Harry, son, I'm so proud of you. I hope you know that. And I'm sure James or Logan or whatever he goes by now, is proud of you also. (Do me a favor and tell him I love him and to leave my poor Scottie alone). Anyway, I know that life is going to get harder for you, what with that stupid prophecy and all, but don't give up hope. Accept the help of those around you, you'll need it. I love you son, and don't you ever forget it.

Alright, ickle Harrykins. Tell Remus and Tonks to get married now (by the way, nice job with fixing him), and make sure that you don't become too serious with the saving-the-world gig. Play some pranks, manage some mischief. Have fun.

We love you, cub, and we're watching over you always.

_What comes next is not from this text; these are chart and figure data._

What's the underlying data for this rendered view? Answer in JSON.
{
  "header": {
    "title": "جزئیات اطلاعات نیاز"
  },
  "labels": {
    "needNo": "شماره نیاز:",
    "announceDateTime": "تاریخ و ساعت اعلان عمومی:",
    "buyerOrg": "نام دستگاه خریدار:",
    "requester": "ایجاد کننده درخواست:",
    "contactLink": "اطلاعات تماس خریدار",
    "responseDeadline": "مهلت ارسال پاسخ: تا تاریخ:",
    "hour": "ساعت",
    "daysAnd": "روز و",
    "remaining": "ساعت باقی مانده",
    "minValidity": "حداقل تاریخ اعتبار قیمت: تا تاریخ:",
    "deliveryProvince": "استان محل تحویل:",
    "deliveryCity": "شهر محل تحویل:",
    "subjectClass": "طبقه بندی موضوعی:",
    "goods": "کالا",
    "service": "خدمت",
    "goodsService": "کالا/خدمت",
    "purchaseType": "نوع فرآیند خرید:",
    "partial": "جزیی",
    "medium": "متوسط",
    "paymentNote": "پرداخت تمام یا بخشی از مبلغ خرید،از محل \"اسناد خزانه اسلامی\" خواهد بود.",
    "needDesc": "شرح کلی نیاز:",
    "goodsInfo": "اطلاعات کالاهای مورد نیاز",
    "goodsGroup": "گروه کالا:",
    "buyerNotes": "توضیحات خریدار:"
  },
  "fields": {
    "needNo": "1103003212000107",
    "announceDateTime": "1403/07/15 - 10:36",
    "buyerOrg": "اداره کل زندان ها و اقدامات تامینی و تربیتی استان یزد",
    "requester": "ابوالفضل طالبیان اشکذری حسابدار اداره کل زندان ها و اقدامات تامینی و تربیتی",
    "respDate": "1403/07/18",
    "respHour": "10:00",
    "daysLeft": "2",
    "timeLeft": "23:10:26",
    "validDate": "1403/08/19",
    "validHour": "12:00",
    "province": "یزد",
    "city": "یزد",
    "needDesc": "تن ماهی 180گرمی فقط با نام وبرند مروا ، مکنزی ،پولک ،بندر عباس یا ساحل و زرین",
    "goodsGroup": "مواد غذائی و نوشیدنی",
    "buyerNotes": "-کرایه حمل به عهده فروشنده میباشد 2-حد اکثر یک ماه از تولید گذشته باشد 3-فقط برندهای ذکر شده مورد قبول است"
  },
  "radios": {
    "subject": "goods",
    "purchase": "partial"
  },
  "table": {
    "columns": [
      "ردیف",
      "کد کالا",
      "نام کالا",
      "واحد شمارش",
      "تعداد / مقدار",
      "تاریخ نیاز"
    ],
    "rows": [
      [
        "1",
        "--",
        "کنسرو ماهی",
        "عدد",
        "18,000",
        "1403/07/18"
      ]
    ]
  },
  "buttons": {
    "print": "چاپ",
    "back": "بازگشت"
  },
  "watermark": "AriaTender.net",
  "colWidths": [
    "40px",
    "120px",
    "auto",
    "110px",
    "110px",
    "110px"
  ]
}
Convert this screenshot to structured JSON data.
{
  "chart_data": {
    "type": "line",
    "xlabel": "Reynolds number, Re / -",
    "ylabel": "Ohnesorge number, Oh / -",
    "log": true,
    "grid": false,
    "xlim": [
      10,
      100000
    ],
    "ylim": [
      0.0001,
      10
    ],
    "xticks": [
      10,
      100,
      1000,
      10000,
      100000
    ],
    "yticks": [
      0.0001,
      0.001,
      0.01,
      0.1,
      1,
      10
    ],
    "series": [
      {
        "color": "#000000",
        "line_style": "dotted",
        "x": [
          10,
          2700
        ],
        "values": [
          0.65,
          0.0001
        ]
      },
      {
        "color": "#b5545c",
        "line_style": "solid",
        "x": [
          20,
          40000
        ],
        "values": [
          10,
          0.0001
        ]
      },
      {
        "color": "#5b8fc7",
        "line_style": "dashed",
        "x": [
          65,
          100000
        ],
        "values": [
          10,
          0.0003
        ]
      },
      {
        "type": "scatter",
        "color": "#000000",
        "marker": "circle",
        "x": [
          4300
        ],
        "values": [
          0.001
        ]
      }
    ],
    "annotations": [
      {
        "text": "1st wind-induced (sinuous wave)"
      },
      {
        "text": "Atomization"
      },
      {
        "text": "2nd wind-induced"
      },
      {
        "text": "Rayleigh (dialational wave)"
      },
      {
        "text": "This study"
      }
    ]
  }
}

Sirius Black, aka Padfoot.

Harry bit his lip, skimmed over the letter again, and then tapped 'Anubis' three times, as Sirius had told him to. Shadows converged in front of him and then shaped into the form of a fluffy little puppy that looked exactly like a miniature of Padfoot, but with amethyst eyes. Remus started. "Harry? Is that a—"

Harry handed him the letter and reached a hand out to the puppy, who lapped at his fingers with a little pink tongue. "Only Sirius would think of giving you a Grim for your birthday," the not-quite-werewolf said with a half-laugh. Harry grinned at him, scooping up the puppy as the girls all began to coo over it.

This was one of the best birthday presents ever.